FIG. 2 is a cross-sectional view schematically illustrating a conventional hydrogen generating apparatus, and FIG. 3 is a diagram illustrating a mode of connecting electrodes in a conventional hydrogen generating apparatus. As illustrated, an anode 220 made of magnesium and a cathode 230 made of stainless steel may be dipped in an aqueous electrolyte solution 215 inside an electrolyte bath 210.
The basic principle of the hydrogen generating apparatus 200 is that electrons are generated at the magnesium electrode 220, which has a greater tendency to ionize than the stainless steel electrode 230, and the generated electrons travel to the stainless steel 230 electrode. The electrons can then react with the aqueous electrolyte solution 215 to generate hydrogen.
Here, positioning the magnesium and stainless steel electrodes in alternation, as illustrated in FIG. 3, can increase the amount of hydrogen generated. However, in a hydrogen generating apparatus structured as such, an increase in the number of electrodes may lead to an increase in volume occupied by the electrodes, and thus may not be applicable in compact and low-thickness electronic devices.
In order for the fuel cell to suitably accommodate the demands in current portable electronic devices (e.g. cell phones, laptops, etc.) for high-capacity power supply apparatus, the fuel cell needs to have a small volume while providing high performance.
The fuel cell may employ a method of generating hydrogen after reforming fuel, such as methanol or formic acid, etc., approved by the ICAO (International Civil Aviation Organization) for boarding on airplanes, or may employ a method of using methanol, ethanol, or formic acid, etc., directly as the fuel.

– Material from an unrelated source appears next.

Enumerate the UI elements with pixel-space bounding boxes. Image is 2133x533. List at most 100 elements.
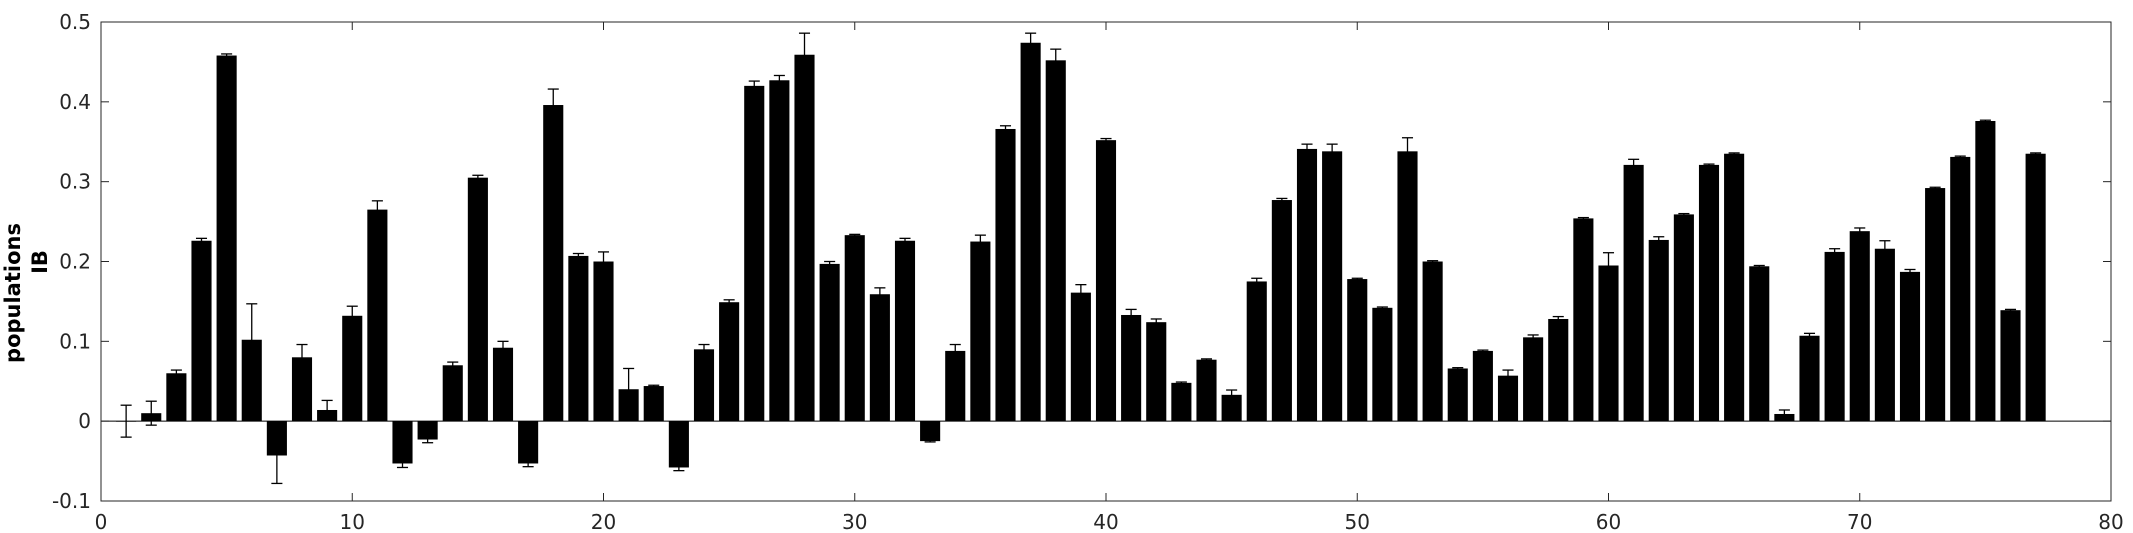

However, the former case may require a high reforming temperature, a complicated system, and high driving power, and is likely to have impurities (e.g. CO2, CO, etc.) included, besides pure hydrogen. On the other hand, the latter may entail the problem of very low power density, due to the low rate of a chemical reaction at the anode and the cross-over of hydrocarbons through the moisture absorption layer.